The genital and femoral branches of the genitofemoral nerve. (Reprinted with permission from Dr. Maria Fernanda Rojas)
The genitofemoral nerve (GFN) arises from the L1 and L2 spinal nerves predominantly. It is part of the lumbar plexus. It is mainly a sensory nerve except for motor fibers of the cremasteric muscle. The GFN lies on top of the psoas muscle and crosses the ureter on descent. It divides into the genital and femoral branches which could happen anywhere during its course above the inguinal ligament (Fig. 7.1).
The femoral branch, a sensory branch, courses below the inguinal ligament and supplies the triangular dermatomal part over the femoral triangle. The area supplied by the genital branch is in the inguinal area inferior to that supplied by the ilioinguinal nerve (Fig. 7.2).
The genital branch crosses the inferior epigastric artery (IEA) at its lower end lateral to the junction between the external iliac artery (EIA) and IEA and enters the inguinal canal through the deep inguinal ring (Fig. 7.3). It travels along with other contents of the inguinal canal along with the spermatic cord in men and the round ligament of the uterus in women. The canal also contains the ilioinguinal nerve and testicular vessels in men or the vessel following the round ligament of the uterus in females.

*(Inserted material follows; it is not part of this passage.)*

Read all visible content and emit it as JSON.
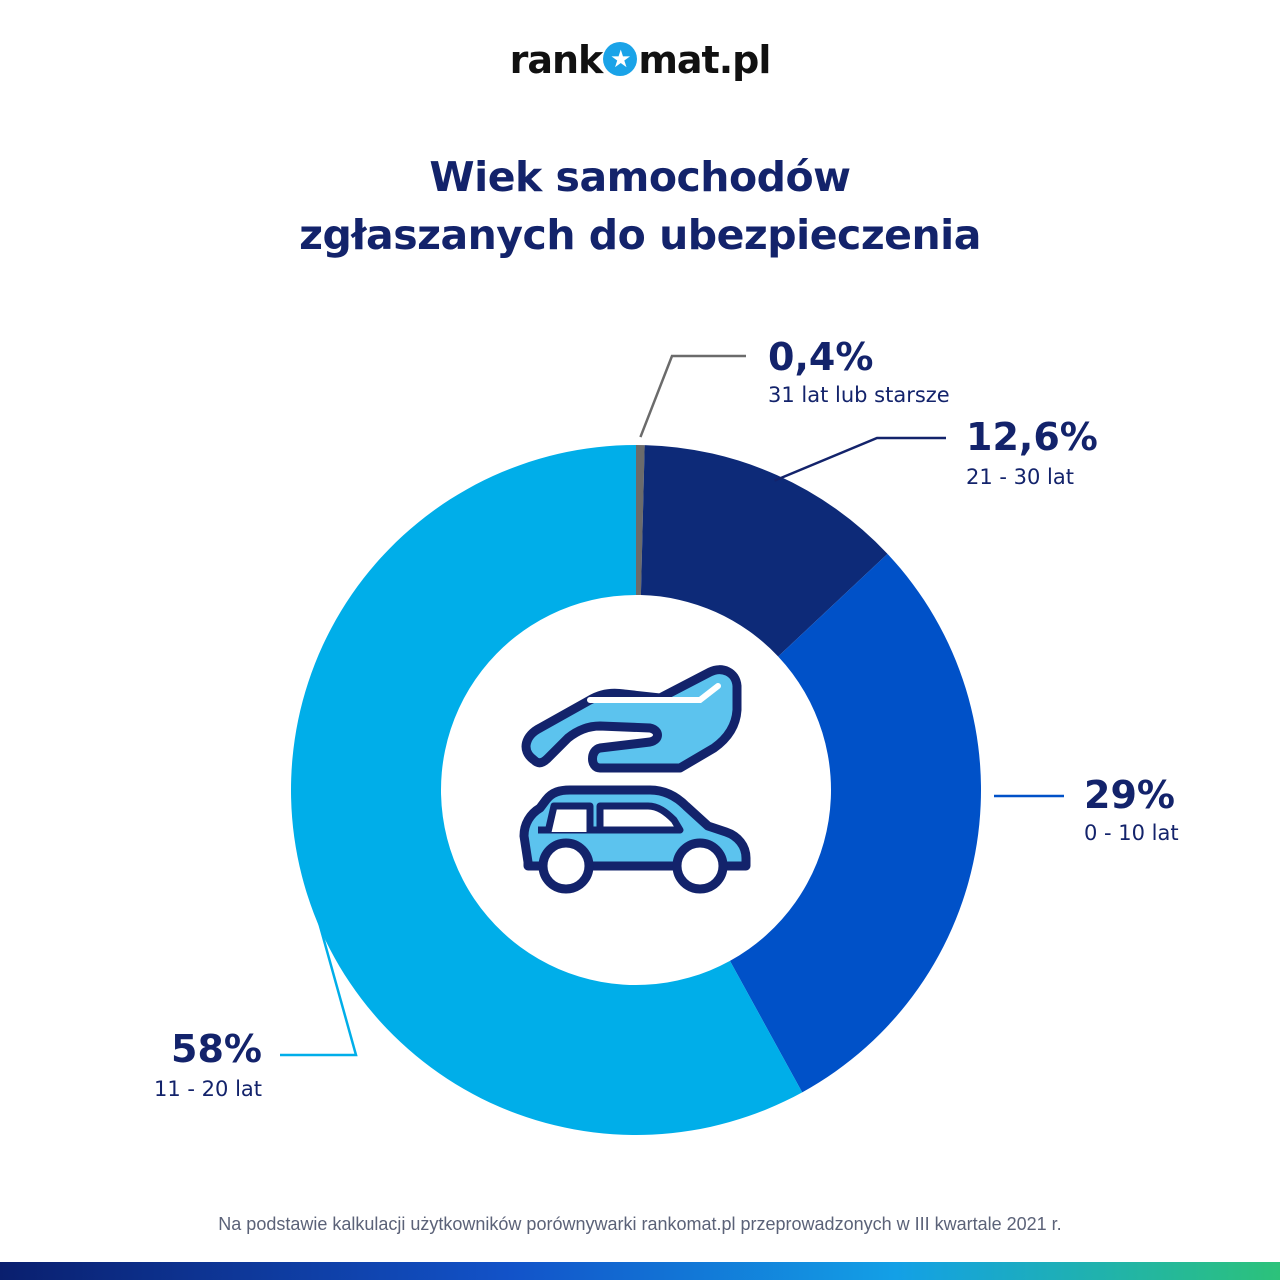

Select patients with suspected genitofemoral neuralgia. Diagnosis is mainly clinical based on the history and the dermatomal distribution of pain, which is mainly neuropathic in nature (burning, paresthesia, or numbness in the lower abdomen radiating to medial thigh and into the labia majora in women and the anterior surface of the scrotum in men). Patients tend to hold a “novice skier’s” position to relieve the strain on the nerves. Spinal extension tends to exacerbate the pain. Physical examination reveals cutaneous neuropathic sensory changes and Tinel’s sign may be present on tapping along the inguinal ligament. Cremasteric reflex may be absent.
There are three different methods to scan and identify the genital branch of the genitofemoral nerve (GFN). No validated standardized technique has been described yet. Two methods are already described in the literature and the third one (method 1) is from author’s clinical experience especially from scanning female patients.

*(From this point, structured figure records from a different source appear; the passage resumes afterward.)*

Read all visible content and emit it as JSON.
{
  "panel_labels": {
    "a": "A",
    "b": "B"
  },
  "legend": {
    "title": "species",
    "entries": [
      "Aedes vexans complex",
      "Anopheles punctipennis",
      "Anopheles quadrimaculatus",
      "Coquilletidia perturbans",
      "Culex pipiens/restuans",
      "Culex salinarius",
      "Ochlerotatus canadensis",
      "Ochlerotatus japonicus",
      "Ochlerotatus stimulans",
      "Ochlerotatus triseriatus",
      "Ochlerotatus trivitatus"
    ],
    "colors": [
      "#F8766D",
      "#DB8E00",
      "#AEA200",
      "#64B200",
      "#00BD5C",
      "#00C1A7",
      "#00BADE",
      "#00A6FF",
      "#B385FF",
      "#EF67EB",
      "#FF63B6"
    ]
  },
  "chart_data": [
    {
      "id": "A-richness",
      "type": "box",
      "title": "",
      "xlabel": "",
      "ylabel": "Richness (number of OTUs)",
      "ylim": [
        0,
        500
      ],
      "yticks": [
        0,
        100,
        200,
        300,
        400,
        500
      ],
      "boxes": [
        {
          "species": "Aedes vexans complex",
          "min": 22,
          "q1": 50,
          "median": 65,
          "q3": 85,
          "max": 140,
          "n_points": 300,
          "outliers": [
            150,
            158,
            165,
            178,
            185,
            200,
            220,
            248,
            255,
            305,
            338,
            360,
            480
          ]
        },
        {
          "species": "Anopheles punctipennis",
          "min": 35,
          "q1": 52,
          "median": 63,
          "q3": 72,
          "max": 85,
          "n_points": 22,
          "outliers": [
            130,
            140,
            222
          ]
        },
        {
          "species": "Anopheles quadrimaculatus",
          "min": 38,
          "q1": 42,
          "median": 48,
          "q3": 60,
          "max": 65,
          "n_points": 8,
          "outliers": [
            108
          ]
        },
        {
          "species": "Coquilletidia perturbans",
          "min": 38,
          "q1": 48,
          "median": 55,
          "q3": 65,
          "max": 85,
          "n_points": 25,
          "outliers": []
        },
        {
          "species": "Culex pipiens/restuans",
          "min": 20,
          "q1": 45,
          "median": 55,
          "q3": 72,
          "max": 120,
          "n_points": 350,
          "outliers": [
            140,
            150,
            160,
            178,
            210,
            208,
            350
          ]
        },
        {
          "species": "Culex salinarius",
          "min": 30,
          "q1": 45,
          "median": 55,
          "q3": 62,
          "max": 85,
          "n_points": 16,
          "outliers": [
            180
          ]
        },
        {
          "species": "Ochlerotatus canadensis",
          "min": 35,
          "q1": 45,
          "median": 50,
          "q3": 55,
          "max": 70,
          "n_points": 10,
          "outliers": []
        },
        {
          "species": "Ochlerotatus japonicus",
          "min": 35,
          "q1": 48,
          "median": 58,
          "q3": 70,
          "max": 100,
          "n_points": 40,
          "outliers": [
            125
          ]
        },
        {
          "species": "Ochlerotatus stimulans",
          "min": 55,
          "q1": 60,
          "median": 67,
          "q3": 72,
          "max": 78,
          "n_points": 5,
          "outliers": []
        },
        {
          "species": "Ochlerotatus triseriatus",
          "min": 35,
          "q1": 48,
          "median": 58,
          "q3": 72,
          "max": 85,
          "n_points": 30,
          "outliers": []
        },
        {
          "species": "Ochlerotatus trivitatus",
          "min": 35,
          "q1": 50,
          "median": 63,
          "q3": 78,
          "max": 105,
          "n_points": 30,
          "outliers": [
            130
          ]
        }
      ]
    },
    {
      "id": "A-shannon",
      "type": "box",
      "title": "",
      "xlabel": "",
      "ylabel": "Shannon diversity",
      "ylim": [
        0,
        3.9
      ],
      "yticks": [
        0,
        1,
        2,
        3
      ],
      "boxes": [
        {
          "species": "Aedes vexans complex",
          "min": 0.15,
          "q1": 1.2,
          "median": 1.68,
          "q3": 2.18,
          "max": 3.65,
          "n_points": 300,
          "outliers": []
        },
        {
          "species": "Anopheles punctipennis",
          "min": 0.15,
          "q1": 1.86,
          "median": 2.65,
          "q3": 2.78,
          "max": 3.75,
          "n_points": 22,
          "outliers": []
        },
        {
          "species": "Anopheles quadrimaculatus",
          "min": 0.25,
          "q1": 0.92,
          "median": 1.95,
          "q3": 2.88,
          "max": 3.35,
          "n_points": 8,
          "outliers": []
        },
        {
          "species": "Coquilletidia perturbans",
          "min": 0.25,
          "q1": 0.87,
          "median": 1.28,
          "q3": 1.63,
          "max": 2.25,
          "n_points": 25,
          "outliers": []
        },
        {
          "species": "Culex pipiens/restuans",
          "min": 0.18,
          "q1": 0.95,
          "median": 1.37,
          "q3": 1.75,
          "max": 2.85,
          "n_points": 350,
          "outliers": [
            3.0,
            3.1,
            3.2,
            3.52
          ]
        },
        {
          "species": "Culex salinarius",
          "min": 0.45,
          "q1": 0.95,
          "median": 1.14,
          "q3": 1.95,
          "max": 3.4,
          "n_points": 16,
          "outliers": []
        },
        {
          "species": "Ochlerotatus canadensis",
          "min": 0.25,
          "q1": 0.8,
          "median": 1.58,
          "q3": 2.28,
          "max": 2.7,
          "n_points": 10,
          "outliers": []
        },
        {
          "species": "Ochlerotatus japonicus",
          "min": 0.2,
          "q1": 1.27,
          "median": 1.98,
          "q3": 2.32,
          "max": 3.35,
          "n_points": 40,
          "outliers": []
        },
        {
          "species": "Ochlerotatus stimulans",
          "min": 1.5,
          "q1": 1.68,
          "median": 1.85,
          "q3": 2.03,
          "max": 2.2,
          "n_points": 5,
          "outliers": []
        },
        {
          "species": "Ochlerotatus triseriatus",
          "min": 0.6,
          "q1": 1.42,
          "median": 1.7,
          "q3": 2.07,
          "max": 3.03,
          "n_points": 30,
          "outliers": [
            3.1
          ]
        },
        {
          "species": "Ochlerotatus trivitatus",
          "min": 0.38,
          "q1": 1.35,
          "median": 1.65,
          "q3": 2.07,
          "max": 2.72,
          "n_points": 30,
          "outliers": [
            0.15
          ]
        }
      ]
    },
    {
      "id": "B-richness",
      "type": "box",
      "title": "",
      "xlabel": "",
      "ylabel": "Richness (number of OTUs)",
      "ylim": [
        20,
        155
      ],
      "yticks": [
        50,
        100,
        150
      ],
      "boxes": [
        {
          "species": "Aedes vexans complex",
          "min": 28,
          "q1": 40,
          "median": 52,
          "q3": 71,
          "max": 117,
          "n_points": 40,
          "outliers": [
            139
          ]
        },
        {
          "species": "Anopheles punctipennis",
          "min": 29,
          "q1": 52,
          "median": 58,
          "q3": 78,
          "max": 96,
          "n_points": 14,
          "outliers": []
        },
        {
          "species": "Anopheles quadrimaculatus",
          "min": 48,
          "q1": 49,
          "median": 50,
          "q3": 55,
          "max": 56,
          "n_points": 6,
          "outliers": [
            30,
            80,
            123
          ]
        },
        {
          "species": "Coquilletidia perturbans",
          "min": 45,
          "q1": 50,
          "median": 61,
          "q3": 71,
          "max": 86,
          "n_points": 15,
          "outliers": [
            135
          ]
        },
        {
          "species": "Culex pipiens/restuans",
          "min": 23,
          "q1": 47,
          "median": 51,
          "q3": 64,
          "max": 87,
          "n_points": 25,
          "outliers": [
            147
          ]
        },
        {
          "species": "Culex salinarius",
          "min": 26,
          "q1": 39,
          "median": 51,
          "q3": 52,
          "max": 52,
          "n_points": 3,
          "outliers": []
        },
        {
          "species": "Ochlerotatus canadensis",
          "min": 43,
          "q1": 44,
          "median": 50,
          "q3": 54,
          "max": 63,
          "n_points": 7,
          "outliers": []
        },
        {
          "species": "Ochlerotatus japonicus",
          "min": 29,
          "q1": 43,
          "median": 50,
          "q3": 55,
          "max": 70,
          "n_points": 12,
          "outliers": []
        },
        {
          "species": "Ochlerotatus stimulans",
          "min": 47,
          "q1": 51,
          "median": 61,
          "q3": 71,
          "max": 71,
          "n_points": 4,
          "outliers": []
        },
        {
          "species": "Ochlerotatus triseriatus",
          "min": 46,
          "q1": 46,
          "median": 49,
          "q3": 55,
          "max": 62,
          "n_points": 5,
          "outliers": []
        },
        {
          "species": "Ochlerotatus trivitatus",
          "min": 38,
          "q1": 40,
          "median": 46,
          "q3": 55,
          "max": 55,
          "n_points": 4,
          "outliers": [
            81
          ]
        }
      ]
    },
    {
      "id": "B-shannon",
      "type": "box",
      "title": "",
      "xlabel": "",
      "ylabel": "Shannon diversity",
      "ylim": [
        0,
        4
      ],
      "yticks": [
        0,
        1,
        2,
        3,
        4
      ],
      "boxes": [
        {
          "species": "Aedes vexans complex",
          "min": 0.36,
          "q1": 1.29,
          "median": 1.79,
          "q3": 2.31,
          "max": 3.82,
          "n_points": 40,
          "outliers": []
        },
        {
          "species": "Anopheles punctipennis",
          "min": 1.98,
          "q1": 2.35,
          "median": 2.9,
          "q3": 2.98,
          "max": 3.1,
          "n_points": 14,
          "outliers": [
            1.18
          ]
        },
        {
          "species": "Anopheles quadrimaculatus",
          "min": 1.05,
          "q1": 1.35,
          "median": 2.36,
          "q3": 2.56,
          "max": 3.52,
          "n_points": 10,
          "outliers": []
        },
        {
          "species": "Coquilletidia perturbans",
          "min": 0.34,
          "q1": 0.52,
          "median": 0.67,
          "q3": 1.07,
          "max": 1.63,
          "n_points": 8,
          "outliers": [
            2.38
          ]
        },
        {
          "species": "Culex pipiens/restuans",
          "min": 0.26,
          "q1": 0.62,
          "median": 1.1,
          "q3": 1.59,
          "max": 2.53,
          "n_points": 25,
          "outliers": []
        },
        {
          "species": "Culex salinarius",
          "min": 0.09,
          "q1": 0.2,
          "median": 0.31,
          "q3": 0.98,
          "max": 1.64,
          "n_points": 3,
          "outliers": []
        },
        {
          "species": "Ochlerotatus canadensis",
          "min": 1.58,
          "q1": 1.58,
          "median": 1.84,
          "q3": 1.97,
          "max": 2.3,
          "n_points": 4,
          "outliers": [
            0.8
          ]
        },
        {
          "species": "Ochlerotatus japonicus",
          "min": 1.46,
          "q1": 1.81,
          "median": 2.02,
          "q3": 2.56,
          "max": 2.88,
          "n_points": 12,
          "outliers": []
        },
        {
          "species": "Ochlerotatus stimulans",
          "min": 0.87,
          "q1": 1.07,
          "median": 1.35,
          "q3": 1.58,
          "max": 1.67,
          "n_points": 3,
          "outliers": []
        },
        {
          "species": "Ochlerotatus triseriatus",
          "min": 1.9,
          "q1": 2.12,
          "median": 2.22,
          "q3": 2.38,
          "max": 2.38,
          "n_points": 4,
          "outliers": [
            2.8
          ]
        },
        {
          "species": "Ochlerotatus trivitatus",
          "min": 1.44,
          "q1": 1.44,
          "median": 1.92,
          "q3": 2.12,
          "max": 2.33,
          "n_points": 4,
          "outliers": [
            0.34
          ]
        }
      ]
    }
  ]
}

Probe: High-frequency linear probe (6–13 MHz).
Place the probe in transverse plane just below the inguinal ligament and identify the femoral artery and place it at the middle of the screen (Fig. 7.4).
The probe is then rotated to long axis to visualize the femoral artery (FA) longitudinally and moved cranially to identify the FA that becomes the external iliac artery (EIA) and dives deep into the abdomen (Fig. 7.5).
At this point, the inguinal canal appears as an oval structure (bold arrows) superficial to the FA with the round ligament (left) of the uterus or spermatic cord (right) (Fig. 7.6). Note the spermatic cord is a structure with multiple tubular structures inside (vas deferens, arteries, and vein). The probe is moved medially tracing these structures to move away from the FA.